Cheryl Lescom has been part of the Canadian music scene for over 35 years. Starting off in 1975 with several of her own bands before becoming a back up singer for Ronnie Hawkins and touring with Long John Baldry. Cheryl also sang on many national jingles in the 1980’s. She has toured and performed with the likes of Jeff Healey, Matt Minglewood, Dutch Mason, the Downchild Blues Band, Jack DeKeyser, Del Shannon, David Wilcox, Mel Brown, Paul James, Billy Durst and The Detroit Women. To date, Cheryl has released 5 CD’s.

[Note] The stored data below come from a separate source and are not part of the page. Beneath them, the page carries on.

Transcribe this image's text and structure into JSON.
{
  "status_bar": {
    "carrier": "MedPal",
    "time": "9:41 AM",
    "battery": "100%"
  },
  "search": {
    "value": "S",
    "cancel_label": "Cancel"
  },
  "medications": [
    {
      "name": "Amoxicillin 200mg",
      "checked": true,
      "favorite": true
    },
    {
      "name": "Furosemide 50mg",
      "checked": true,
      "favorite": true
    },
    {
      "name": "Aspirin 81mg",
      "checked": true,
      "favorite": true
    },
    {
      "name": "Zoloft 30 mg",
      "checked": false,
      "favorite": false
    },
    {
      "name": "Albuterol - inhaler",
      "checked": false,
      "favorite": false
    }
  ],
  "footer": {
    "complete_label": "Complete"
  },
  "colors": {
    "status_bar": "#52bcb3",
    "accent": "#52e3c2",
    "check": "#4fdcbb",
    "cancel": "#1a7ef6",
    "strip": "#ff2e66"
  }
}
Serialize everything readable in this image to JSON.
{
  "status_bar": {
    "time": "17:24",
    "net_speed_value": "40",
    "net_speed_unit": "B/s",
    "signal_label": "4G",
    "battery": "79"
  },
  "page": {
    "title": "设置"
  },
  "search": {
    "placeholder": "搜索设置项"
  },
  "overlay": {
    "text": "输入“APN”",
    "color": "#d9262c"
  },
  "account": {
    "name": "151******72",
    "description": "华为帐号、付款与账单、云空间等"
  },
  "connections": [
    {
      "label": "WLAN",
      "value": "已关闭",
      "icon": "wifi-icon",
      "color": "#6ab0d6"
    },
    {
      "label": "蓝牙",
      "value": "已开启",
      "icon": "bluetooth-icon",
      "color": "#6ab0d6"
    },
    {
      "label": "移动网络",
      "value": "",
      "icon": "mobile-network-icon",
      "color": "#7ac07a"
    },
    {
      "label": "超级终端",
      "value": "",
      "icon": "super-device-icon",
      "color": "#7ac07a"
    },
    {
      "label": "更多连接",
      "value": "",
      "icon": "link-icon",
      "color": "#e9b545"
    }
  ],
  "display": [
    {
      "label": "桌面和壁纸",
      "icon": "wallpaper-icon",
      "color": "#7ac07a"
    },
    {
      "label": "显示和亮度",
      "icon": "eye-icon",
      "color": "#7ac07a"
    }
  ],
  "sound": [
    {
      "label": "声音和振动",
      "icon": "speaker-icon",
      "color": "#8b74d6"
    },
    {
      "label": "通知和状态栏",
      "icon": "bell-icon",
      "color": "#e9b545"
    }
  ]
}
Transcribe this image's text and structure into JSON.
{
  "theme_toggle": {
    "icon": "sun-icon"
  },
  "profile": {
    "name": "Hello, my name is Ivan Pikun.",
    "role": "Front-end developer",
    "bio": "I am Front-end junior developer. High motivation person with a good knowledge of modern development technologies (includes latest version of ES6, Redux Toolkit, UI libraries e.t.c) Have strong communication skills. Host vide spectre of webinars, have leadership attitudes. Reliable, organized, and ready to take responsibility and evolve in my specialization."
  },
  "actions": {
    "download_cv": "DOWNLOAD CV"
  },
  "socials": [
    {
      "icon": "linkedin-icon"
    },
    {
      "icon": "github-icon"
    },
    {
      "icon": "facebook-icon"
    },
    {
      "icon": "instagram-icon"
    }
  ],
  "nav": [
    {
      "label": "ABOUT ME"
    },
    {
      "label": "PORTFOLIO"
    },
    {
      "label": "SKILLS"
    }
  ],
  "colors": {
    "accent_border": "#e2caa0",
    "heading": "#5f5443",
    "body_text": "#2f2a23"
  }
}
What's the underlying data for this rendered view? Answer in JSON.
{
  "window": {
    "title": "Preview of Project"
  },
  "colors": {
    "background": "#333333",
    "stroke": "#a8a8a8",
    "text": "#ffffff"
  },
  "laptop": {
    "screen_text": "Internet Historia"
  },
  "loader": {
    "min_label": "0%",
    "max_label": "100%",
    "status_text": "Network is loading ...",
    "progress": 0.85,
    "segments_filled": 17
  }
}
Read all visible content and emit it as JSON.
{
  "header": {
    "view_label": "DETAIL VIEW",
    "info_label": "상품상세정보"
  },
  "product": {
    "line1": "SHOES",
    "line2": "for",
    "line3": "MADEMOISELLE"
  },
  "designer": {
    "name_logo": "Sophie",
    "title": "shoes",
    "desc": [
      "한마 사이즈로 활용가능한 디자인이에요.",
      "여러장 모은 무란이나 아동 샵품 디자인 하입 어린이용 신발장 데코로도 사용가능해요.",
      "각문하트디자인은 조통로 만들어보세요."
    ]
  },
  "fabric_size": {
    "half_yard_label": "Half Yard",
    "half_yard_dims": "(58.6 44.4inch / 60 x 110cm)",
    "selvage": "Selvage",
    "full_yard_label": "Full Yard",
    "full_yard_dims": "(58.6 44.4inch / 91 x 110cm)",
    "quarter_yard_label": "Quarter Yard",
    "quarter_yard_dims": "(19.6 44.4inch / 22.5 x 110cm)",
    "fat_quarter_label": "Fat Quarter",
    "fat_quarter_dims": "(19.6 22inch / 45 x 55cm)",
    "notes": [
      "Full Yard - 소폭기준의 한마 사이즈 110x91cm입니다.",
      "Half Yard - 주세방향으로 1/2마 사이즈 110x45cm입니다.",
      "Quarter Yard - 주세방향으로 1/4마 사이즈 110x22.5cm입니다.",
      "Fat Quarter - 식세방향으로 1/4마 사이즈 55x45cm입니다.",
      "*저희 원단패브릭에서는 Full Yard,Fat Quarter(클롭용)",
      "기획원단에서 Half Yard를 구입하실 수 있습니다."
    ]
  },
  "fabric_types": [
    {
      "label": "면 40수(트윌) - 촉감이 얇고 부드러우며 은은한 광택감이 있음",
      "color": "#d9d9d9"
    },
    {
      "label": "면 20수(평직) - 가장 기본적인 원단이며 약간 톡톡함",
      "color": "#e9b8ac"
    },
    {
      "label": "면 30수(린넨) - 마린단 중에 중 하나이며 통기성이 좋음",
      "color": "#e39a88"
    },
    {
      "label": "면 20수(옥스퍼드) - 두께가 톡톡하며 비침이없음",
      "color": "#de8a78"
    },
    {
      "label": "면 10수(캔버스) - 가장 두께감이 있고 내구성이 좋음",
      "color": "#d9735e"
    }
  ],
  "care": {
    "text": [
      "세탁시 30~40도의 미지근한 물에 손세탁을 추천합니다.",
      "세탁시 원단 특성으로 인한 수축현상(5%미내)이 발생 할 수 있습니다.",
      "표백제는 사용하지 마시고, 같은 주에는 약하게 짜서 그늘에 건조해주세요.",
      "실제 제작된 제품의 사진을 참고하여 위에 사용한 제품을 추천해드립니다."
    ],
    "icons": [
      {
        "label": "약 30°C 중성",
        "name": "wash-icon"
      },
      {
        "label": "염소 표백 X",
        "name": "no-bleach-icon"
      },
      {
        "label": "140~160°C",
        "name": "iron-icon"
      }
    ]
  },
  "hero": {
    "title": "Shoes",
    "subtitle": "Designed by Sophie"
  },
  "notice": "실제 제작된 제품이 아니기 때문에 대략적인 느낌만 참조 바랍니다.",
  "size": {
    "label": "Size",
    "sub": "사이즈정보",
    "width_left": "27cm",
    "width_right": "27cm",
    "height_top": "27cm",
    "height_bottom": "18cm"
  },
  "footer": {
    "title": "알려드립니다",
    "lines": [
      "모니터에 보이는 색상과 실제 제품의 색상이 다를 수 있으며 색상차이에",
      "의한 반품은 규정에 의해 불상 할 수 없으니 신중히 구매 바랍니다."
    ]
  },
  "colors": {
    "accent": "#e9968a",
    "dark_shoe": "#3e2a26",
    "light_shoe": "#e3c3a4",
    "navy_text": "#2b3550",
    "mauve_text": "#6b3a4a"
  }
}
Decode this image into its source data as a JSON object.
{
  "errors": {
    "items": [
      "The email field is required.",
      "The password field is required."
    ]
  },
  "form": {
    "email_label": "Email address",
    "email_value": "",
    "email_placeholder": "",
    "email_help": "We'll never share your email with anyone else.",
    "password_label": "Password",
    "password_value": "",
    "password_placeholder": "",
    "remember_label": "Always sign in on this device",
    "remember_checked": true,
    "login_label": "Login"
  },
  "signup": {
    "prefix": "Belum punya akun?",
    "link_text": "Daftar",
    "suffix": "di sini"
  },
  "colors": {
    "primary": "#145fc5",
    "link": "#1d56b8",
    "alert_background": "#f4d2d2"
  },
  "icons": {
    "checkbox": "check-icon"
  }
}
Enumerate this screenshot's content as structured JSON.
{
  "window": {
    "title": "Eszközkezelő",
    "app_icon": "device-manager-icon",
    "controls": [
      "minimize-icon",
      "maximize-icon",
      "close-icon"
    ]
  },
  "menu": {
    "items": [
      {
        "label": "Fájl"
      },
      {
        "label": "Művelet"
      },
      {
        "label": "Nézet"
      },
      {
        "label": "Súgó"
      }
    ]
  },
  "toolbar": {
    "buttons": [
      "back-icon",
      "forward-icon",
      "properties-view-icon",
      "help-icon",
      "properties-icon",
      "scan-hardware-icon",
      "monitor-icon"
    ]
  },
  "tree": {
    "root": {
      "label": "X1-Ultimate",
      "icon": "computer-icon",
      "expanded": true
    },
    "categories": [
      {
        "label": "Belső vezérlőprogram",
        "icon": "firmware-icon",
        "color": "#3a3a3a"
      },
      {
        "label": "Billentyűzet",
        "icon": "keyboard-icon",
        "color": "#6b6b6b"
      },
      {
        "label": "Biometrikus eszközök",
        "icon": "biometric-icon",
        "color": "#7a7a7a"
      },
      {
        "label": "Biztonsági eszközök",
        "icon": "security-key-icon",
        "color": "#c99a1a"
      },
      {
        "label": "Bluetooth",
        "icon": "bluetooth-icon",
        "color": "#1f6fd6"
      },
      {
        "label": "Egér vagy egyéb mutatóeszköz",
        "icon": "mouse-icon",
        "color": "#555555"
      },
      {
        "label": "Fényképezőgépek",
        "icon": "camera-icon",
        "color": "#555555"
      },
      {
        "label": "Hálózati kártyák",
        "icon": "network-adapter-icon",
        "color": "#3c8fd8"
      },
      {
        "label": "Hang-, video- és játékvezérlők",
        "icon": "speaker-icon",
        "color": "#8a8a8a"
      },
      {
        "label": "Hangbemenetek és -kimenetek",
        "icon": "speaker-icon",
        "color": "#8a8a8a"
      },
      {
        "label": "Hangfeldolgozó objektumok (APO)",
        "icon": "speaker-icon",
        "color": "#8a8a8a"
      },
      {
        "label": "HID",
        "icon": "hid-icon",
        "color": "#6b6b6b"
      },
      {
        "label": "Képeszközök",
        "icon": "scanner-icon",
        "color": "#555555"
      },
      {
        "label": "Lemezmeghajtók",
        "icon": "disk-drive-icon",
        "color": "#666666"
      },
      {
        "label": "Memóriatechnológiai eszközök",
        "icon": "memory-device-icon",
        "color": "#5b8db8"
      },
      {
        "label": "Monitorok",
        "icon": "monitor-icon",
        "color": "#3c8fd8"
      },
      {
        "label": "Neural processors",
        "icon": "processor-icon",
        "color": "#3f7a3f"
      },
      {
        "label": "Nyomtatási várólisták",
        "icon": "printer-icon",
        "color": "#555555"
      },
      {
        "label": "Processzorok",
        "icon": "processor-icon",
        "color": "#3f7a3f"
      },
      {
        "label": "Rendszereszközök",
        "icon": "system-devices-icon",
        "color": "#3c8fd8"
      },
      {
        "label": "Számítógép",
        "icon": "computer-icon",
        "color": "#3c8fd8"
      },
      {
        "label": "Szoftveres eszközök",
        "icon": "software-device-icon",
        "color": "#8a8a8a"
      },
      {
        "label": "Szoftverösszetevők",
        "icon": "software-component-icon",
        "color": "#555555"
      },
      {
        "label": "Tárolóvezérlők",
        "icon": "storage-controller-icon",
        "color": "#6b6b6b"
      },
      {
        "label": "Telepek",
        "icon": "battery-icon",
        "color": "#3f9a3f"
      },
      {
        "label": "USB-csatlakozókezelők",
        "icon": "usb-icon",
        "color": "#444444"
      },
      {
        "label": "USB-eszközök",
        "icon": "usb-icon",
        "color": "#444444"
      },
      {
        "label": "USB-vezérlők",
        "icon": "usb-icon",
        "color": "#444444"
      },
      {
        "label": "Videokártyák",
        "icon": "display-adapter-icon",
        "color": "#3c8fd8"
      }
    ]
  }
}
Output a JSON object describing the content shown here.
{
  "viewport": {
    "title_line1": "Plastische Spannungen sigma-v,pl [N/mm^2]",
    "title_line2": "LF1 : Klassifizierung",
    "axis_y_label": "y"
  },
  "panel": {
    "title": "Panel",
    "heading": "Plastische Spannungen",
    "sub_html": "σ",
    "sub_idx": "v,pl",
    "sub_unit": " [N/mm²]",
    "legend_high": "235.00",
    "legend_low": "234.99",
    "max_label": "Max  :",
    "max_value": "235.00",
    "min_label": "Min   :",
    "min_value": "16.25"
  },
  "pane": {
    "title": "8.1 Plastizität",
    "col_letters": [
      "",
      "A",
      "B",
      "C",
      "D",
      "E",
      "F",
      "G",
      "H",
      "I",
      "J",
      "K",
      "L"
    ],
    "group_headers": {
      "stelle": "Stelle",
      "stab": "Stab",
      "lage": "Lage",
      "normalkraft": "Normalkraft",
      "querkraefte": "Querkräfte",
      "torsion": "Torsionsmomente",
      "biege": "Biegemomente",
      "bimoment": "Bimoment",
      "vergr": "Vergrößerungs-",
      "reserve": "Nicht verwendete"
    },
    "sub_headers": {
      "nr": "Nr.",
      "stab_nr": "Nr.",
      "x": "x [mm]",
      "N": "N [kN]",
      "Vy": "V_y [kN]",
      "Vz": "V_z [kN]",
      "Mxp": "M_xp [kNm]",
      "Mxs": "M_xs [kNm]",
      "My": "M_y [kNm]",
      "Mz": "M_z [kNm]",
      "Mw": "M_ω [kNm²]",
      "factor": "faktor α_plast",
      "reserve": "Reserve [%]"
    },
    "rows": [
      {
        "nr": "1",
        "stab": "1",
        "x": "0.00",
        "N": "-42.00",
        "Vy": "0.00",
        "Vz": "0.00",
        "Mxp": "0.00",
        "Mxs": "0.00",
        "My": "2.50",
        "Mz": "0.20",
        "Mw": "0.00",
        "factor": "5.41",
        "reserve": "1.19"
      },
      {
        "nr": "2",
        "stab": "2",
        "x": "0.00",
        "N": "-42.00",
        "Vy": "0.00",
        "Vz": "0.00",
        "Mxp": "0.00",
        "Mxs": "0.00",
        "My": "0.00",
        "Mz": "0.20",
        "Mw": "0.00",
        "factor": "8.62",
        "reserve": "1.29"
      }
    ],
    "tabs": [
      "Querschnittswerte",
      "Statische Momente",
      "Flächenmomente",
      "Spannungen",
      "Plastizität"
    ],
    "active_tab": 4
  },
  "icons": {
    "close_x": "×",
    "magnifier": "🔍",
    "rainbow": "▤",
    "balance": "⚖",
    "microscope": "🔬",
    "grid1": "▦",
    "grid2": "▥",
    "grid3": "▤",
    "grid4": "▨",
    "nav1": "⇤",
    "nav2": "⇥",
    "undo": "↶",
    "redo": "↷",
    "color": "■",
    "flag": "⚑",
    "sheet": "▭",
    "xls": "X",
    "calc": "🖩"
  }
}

Former Gospel-belting musician Alanna Stuart spent her formative years moving between the Jamaican Pentecostal Church and Toronto’s indie scene, inspiring the soulful dancehall sounds of her duo Bonjay. Heavy, heavy bass. Static, propulsive rat-a-tat beats. Spacey future soul classics. Bonjay’s sound set your spine a-tingle with basement-rattling tunes and vocals that stand hairs on end. Drawing their name from Spice Island slang for “good god!” the pair marry dancehall innovation, twisted indie sentiments and soul hooks. It’s an unlikely mix, but one that makes sense coming from one of the world’s emerging melting pots. Their output has received acclaim from the New York Times, The Guardian, and Exclaim!. Bonjay’s frontwoman, Alanna Stuart, has supported blues and soul luminaries Etta James, John Lee Hooker Jr, and Sharon Jones & The Dap Kings, as well as modern music tastemakers Feist, Little Dragon, and Diplo. Bonjay’s debut album Lush Life arrives in early 2017.